The opportunities of digitalization for the economy are manyfold as the digital sector generates positive spillovers on the broader economy by driving innovation, economic growth, and job creation. The IT services segment has been the fastest-growing segment of the global economy over the past two decades.
The report shows that digitalization is not a level playing field and poses many challenges for the world as well.
Key Challenges:
Uneven progress and distributional impact of digitalization within and across countries. It is no surprise that low-income countries overall are lagging further behind (internet use, data speed etc).
Concentration of information, profits and power due to economies of scale and network effects.

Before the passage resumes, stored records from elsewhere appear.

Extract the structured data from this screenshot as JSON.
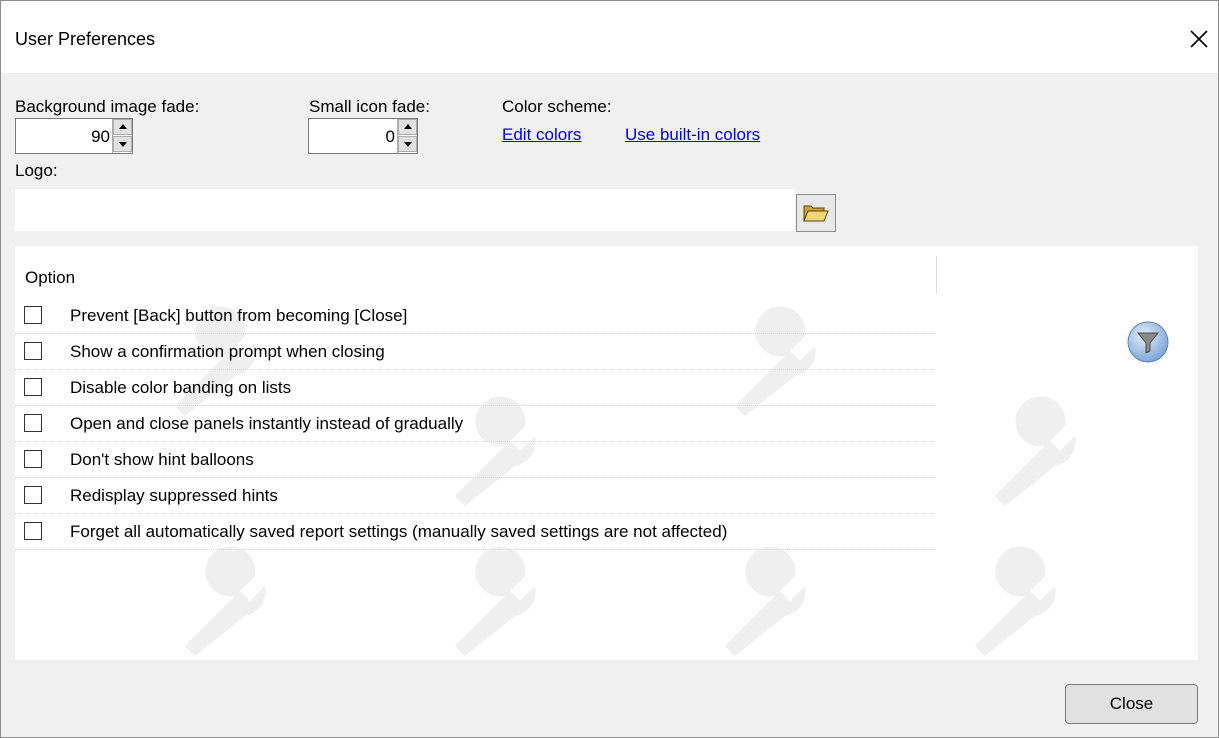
{
  "window": {
    "title": "User Preferences"
  },
  "fields": {
    "background_fade": {
      "label": "Background image fade:",
      "value": "90"
    },
    "icon_fade": {
      "label": "Small icon fade:",
      "value": "0"
    },
    "color_scheme": {
      "label": "Color scheme:",
      "edit_link": "Edit colors",
      "builtin_link": "Use built-in colors"
    },
    "logo": {
      "label": "Logo:",
      "value": ""
    }
  },
  "options": {
    "column_header": "Option",
    "items": [
      {
        "label": "Prevent [Back] button from becoming [Close]",
        "checked": false
      },
      {
        "label": "Show a confirmation prompt when closing",
        "checked": false
      },
      {
        "label": "Disable color banding on lists",
        "checked": false
      },
      {
        "label": "Open and close panels instantly instead of gradually",
        "checked": false
      },
      {
        "label": "Don't show hint balloons",
        "checked": false
      },
      {
        "label": "Redisplay suppressed hints",
        "checked": false
      },
      {
        "label": "Forget all automatically saved report settings (manually saved settings are not affected)",
        "checked": false
      }
    ]
  },
  "icons": {
    "close": "close-icon",
    "folder": "folder-open-icon",
    "filter": "filter-icon",
    "watermark": "wrench-icon"
  },
  "footer": {
    "close_label": "Close"
  }
}
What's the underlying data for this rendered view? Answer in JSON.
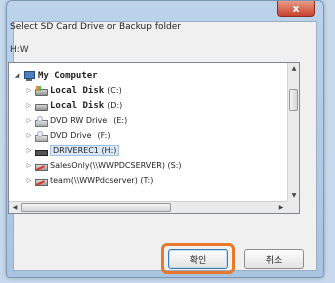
{
  "window": {
    "close_glyph": "x"
  },
  "dialog": {
    "prompt": "Select SD Card Drive or Backup folder",
    "path": "H:W"
  },
  "tree": {
    "nodes": [
      {
        "expander": "◢",
        "icon": "computer-icon",
        "label": "My Computer",
        "bold": true
      },
      {
        "expander": "▷",
        "icon": "local-disk-icon",
        "label": "Local Disk",
        "suffix": "(C:)"
      },
      {
        "expander": "▷",
        "icon": "local-disk-icon",
        "label": "Local Disk",
        "suffix": "(D:)"
      },
      {
        "expander": "▷",
        "icon": "dvd-drive-icon",
        "label": "DVD RW Drive",
        "suffix": "(E:)"
      },
      {
        "expander": "▷",
        "icon": "dvd-drive-icon",
        "label": "DVD Drive",
        "suffix": "(F:)"
      },
      {
        "expander": "▷",
        "icon": "usb-drive-icon",
        "label": "DRIVEREC1 (H:)",
        "selected": true
      },
      {
        "expander": "▷",
        "icon": "network-drive-icon",
        "label": "SalesOnly(\\\\WWPDCSERVER) (S:)"
      },
      {
        "expander": "▷",
        "icon": "network-drive-icon",
        "label": "team(\\\\WWPdcserver) (T:)"
      }
    ]
  },
  "buttons": {
    "ok_label": "확인",
    "cancel_label": "취소"
  },
  "colors": {
    "highlight": "#e8782a",
    "selection": "#dbe8f7"
  }
}
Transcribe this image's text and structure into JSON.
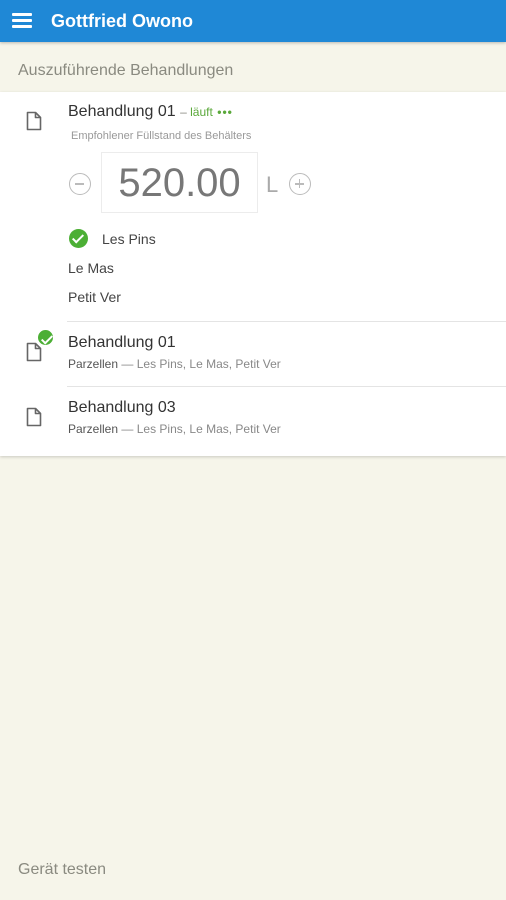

Displacement of workers due to accelerated automation and lack of social protection due to increasing gig works.
Spread of misinformation and extremism on social media platforms and algorithms contributing to a societal divide.
Increased electricity consumption and greenhouse gas emissions due to growth of data and massive digitalization.
Privacy and security vulnerabilities.
Specific challenges driven by the use and development of AI. AI could potentially deteriorate the terms of trade and devalue the comparative advantage of low- and middle-income countries. In addition, AI could generate natural monopolies that reap all of the rents generated with AI.
Explanation: This figure presented by World Bank shows how firms in low- and middle-income countries continue to have huge untapped potential in the use of digital technology for payments and sales. The lag is not only about whether the technology is used or not (see blue bars = extensive margin in the figure), but also on how frequent the technology is used. As reported by the World Bank, only one in five firms in Bangladesh, Burkina Faso, Ethiopia, Ghana, and Senegal use online banking for payments and none of the firms in these countries use online banking as the most common method for payments. Explore the World Bank's "Global Digitalization in 10 Charts" to learn more.
AI Policies and trend
AI comes with risks of privacy, algorithmic bias, natural monopolies, fraud, cybersecurity, copyright, and misinformation. These risks poses many challenges for policymakers and regulators to ensure a responsible AI environment that accounts for ethical and accountable development, deployment, and use of AI technologies.
It involves integrating principles and practices that prioritize human values, societal well-being, and the long-term impact of AI systems minimising potential risks and harms of AI.
Currently, there are some common foundational principles that guide AI regulation. However distinct variations exist in the specific approaches and priorities adopted by different countries and private sector entities. The EU opted for a structured and risk-based legislative framework (AI Act), while the US has opted for a more flexible and diverse AI regulation.